Between the ages of 2 – 6, children’s brainwave patterns move into theta, which is a very hypnotic and suggestible state. Due to these delta and theta brainwaves, and the fact that they have not yet developed the analytical mind, in the first six years of a child’s life they are very programmable. Thus, because the editing function of the mind has not yet formed, information goes right into the subconscious mind. Comments like—big boys don’t cry, little girls should be seen and not heard, you’re not very good at math, money is the root of all evil, you’re like me - you have a short temper—these are all negative suggestions that begin to subconsciously program a child. If we can negatively influence a child at these early ages with such reinforcements, it makes sense that we can program a child in the opposite way.
Between the ages of 6 – 12, children move into alpha brainwaves, which is the imaginary realm. This stage is where children pretend, play make believe, dream of being astronauts and princesses, and so on. This is the realm of the imagination—a very important realm—because during this stage children are as creative as they are easily influenced.
A child’s analytical mind begins to form right around the ages from 6 – 8. When the analytical mind more fully forms around the age of 12, the tween’s brainwaves move into beta brainwave patterns. In beta, our attention is predominately on the outer world. This is why it’s important to program children before the analytical mind forms (because it takes very little effort to subconsciously influence them) and why training children with positive suggestions at a young age builds the foundation of who they become later in their life.
In the past, and we will continue to do more, we have held teen workshops to help teens understand the principles of leadership, what values are, to teach them about their own biology, how hormones influence them, and how to create their own reality. “The Place Where Thoughts Become Things” is the start of the work we’d like to do with children.

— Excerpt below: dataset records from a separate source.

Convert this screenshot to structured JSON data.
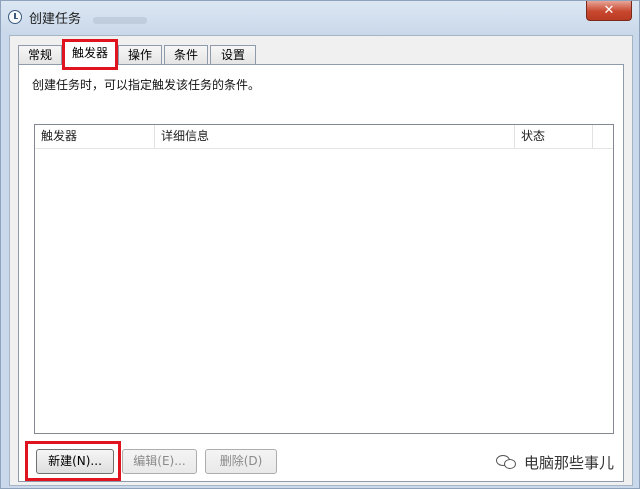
{
  "window": {
    "title": "创建任务",
    "close_label": "✕"
  },
  "tabs": [
    {
      "label": "常规"
    },
    {
      "label": "触发器",
      "active": true
    },
    {
      "label": "操作"
    },
    {
      "label": "条件"
    },
    {
      "label": "设置"
    }
  ],
  "panel": {
    "description": "创建任务时，可以指定触发该任务的条件。"
  },
  "list": {
    "columns": [
      "触发器",
      "详细信息",
      "状态"
    ],
    "rows": []
  },
  "buttons": {
    "new": "新建(N)...",
    "edit": "编辑(E)...",
    "delete": "删除(D)"
  },
  "watermark": {
    "text": "电脑那些事儿"
  },
  "colors": {
    "highlight": "#e0141f",
    "close_button": "#c8472f"
  }
}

Ultimately, we want to teach people how to create their life by changing their thoughts and feelings so they can build a better future for themselves, the planet, and everyone living on it. To do this, however, it’s paramount for us to invest in better ways for our children to think, learn, grow, and be programmed in positive ways.
As children grow, their thoughts and feelings can work for or against them, which is why proper programming at an early age is essential. This is the important, fundamental point when it comes to the meditations we are designing for children. In fact, we’ve heard that children of parents in this work regularly ask their parents to do the meditation before they go to bed. Parents report that they love to do this meditation as much as their children, and that they do it together every night before bed. That habit—children learning to meditate regularly—is a great programming habit in and of itself.